Sunday, March 14, 2010

Economic Business Cycle - Winter

I hope you remembered to spring forward your clocks. This is the last of 4 newsletters correlating the economic business cycle to winter. The previous newsletters discussed when the economy is: stabilizing known as spring, growing knows as summer, and stalling known as fall. This newletter covers when the economy is shrinking known as winter. At the end are some winter facts for your enjoyment.

When the economy is shrinking it is called a recession or depression. Some experts claimed a few years ago that the Federal Reserve was so powerful that this part of the economic business cycle could be avoided such that a recession or depression would never happen again. We have seen that these expers are wrong. A typical business cycle lasts between 5 - 8 years.

So what causes the economy to shrink? The Federal Reserve to achieve a 3% growth rate and consumers. Above a 3% rate, inflation is the concern and they put the brakes on the economy through monetary policy. You read about the Federal Reserve attempting to achieve a soft landing. A high inflation rate is very detrimental to us, remember the late 1970's and early 1980's, having a 20% interest rate is an ugly thing.

Us consumers make spending decisions based on how we view the economy and the future. When economic uncertainty exists, consumers stop spending as much and save more, a normal reaction. While the Fed can control monetary policy, they certainly can not control how people think. So the change in how us consumers think causes the economy to slow even further. The Fed moves rate relatively slowly in an attempt to keep consumers spending at a normal rate. While the Federal Reserve is powerful, it is not nearly as powerful as 200 - 300 million consumers.

How do we invest in this economic winter? Since the economy is shrinking and interest rates are falling, a few options exist. We want to avoid the stock market since stock price grow as the economy grows and shrink as the economy shrinks so the stock market is going to go down.
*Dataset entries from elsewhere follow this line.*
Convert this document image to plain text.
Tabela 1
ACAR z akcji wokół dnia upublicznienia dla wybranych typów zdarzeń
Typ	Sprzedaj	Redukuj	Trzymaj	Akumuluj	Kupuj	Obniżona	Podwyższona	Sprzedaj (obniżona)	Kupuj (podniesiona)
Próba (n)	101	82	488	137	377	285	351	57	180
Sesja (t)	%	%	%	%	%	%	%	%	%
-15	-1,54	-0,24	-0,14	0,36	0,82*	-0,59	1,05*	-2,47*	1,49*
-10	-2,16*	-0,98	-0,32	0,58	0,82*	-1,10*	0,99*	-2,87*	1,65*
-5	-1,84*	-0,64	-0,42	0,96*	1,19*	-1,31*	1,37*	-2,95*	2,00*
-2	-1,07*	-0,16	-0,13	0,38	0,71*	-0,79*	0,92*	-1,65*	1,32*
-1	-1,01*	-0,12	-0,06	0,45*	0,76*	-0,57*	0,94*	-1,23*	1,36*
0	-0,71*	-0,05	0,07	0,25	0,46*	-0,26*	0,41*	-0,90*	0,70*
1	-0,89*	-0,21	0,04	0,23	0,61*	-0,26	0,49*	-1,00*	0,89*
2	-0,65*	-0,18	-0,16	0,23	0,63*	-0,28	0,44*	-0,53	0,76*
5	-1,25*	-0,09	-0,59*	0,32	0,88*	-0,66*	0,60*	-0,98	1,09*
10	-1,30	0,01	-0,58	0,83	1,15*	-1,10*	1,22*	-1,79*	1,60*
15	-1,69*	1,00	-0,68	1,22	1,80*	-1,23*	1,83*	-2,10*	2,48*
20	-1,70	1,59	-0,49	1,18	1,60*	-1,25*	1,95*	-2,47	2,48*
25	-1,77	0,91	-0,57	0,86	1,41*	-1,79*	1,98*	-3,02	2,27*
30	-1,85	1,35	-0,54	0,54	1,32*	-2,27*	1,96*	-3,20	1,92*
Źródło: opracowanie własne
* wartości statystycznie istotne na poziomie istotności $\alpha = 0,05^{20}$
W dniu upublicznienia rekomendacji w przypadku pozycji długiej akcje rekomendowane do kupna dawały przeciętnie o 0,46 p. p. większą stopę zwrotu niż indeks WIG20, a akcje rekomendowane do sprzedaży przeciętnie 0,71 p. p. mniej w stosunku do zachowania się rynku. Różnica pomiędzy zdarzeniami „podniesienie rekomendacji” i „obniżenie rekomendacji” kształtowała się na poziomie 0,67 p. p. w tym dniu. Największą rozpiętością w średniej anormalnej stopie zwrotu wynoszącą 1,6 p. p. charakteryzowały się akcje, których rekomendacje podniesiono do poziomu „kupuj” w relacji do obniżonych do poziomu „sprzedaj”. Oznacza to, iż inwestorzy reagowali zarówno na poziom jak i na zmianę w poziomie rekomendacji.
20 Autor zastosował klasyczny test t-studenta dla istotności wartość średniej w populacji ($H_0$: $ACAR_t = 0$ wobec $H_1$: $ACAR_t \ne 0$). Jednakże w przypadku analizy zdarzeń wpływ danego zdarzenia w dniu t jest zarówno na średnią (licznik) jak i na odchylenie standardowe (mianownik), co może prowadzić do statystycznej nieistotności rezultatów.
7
We want to own money market funds for a low risk investor and take advantage of the higher interest rates and long term bonds for higher risk investors. Long term bonds that do not pay a coupon can yield a risk taking investor a good return.

What is the bottom line of these 4 newsletters on weather? You need to understand economic business cycles, where the economy is within the cycle, and how to invest for the future. An investment strategy based upon what happened in the past yields very poor results.

Our economy is in a season of stability known as spring. This winter part of this economic business cycle will come and is a few years away. Relax, when it does come you know how to profit from it.

WINTER FACTS

The probability of a white Christmas in Vancouver, British Columbia, Canada is approximately the same as for Washington, DC: 13 percent.

Johannes Kepler published perhaps the first scientific reference to snow crystals in a short treatise entitled On the Six-Cornered Snowflake in 1611.

According to meteorologist Vincent Shaefer, an estimated half million ice crystals are required to cover a one square foot (929 square centimetres) area with snow to a depth of ten inches (25 cm).

Herds of caribou in Canada's north can generate their own weather. Ice fog will form around the herd on especially cold days from the moisture exhaled by the animals.

A large avalanche in North America might release 300,000 cubic yards (230,000 cubic metres) of snow. That's the equivalent of 20 American football fields filled 10 feet (3.05 m) deep with snow.

Snowflakes falling at the rate of 3.6 to 6.4 km/hr (2-4 mph) can take about one hour to fall to the ground.